Letterman is another show host who continues to kick around. Now, he hosts “My Next Guest Needs No Introduction with David Letterman.” He interviews conversationally with famous people in various settings, like studios, theatres, hotels, and homes, during golf and walking around.
From the late 1980s until about 1998, I recorded on VHS, every single Late Night with David Letterman episode. I would binge-watch (yes, before the term was coined) the full week on Friday, Saturday, or Sunday night.
While Leno was a particularly good stand-up comedian, he never could touch Letterman with interviews or follies, like throwing watermelons off the roof, wearing a Velcro suit to try to stick to a wall, or looking comfortable shooting baskets with an NBA player. Leno was never quite cool.

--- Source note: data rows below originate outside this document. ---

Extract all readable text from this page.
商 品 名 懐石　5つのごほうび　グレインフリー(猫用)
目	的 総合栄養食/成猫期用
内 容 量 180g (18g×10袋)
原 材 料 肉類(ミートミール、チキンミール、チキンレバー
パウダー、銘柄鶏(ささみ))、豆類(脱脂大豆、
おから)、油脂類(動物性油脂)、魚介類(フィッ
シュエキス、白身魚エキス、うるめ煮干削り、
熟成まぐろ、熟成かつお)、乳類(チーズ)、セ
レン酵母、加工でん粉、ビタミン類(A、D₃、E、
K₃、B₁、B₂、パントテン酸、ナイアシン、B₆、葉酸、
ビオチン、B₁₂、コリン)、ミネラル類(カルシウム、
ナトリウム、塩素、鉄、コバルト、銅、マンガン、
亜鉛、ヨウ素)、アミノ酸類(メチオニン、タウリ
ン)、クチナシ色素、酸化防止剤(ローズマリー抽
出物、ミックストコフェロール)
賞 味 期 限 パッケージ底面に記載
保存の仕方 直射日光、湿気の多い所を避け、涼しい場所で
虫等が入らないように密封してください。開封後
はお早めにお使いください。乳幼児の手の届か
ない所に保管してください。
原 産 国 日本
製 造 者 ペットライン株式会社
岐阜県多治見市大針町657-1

There is a particular skill to hosting a late-night talk show. Just watch the guest hosts when Fallon, Kimmell, Letterman, Carson or Leno take vacations. Or go back and look at Letterman’s final few years. He slowed enough to kill his rhythm. But as the host of, “My Next Guest Needs…” he is fine. It has a different tempo, pace, and rhythm. But make no mistake, each of the hosts has developed a skill to a sharp knife edge.
Fallon gets cut back
Jimmy Fallon is an incredibly talented comedian. His impressionism is at the next level (whatever that means). But his interview skills are weak. Fallon compensates for weak interview skills by pantomiming behind the desk, “That’s what I am talking about, right there,” he has yelled too many times. Or his fake laughter. Sometimes, he makes the show about himself. For a guy who can make an impression on just about anyone, it is odd that he cannot come across as more genuine as a show host.
Arsenio Hall suffered the very same fate. Poor ratings because he was never genuine.
Fallon’s ratings continue to drop. He is fourth behind Kimmell, Colbert and Greg Gutfeld — hey the Republicans need their comedic outlet too.
Conan O’Brien should have never been let go. He deserves Fallon’s spot. Craig Ferguson should replace Seth Myers if he accepts it.
Here, I am predicting rain, not building an ark, but that is NBC, ABC and CBS’s problem, as is YouTube.
Build an ark, boys. It has never been easy.
My father would have tsk’d Fallon, ha-ha’d at Colbert and appreciated Kimmell’s interview skills, but he would throw his head back and bark-laugh at Stewart and O’Brien, to be sure.
The late-night lineup should be:
Stewart, Kimmell, O’Brien, Colbert, and Ferguson.
A high tide brings the fish closer to the shore (I just made that up, tsk, tsk).